Vince Vaughn was not nominated for Hacksaw Ridge, so that’s why
Hated LA LA Land, such an overrated, boring movie with utterly forgettable songs and performances. Every generation Hollywood latch on to a particular actress, and want to give her every award going. For the last ten years, that actress is definitely Emma Stone.
@paulinegallagher7821 I didn't care for La La Land either. But I do like Emma Stone. She didn't deserve that 1st Oscar, though. Natalie Portman was more deserving for her brilliant performance in Jackie.
I just find your channel and I’m really enjoying your videos.
I can agree with your selecion. Maybe, Greg Kinnear’s performance in As Good as It Gets is not nomination worthy, this performance has lead me to movies deeper. Still one of my favourite.
One actor who was overlooked was Michael Wincott who played Sean Penn’s brother in The Assassination of President Nixon. He was brilliant. An overlooked but dark and poignant film based on a true story. Penn, Naomi Watts, Don Cheadle, and Jack Thompson are all excellent in the film, but Michael’s performance is spellbinding. It’s only one scene and you can watch it on TH-cam.
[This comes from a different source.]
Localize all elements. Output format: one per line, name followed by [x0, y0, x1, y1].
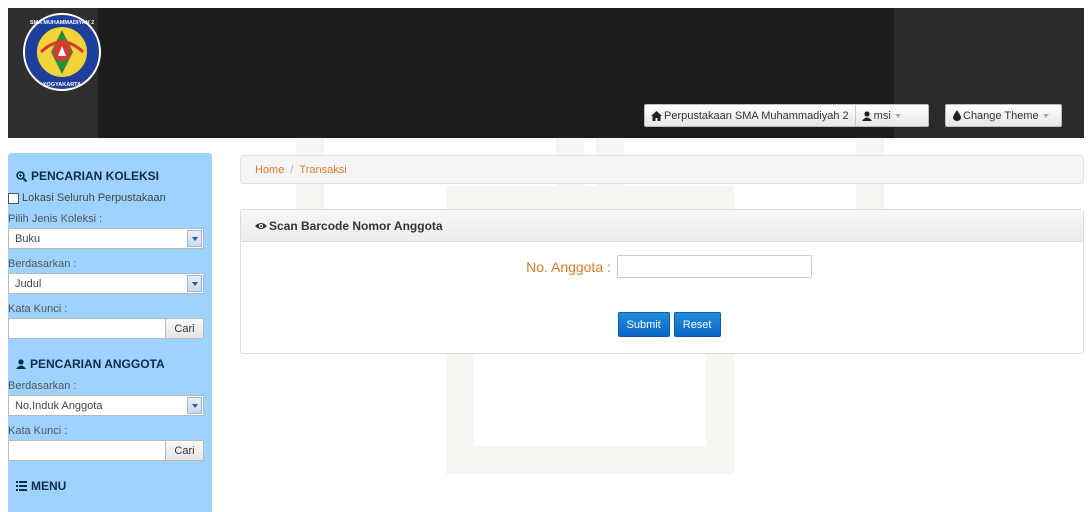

I even think Lee Fierro who played Mrs Kintner in Jaws (remember she slapped Brody) deserved a nod for an unforgettable scene who really delivered the pathos - she was not a professional actor which makes it even more compelling
Would also bei a great topic. 1 or 2 Maximum scenes or less than 4 minutes Screentime and Made the Most of IT. Could call the Béatrice Straight-Award
John C. Reilly for Chicago
Judi Dench in Shakespeare in Love. A good performance but just too brief. She should have won the year before for Best Actress in Mrs. Brown.
She has 7 nominations more, it's a bad win but not a bad nomination
I think that Ali McGraw is not a great actress and therefore I did not understand the Love Story nomination. I like Ann Sothern but she really didn't do anything special in The Whales of August. As far as As Good As It Gets, I love that movie and I love the chemistry between the three leads. In my opinion they were all deserving.
But "love means never having to say you're sorry."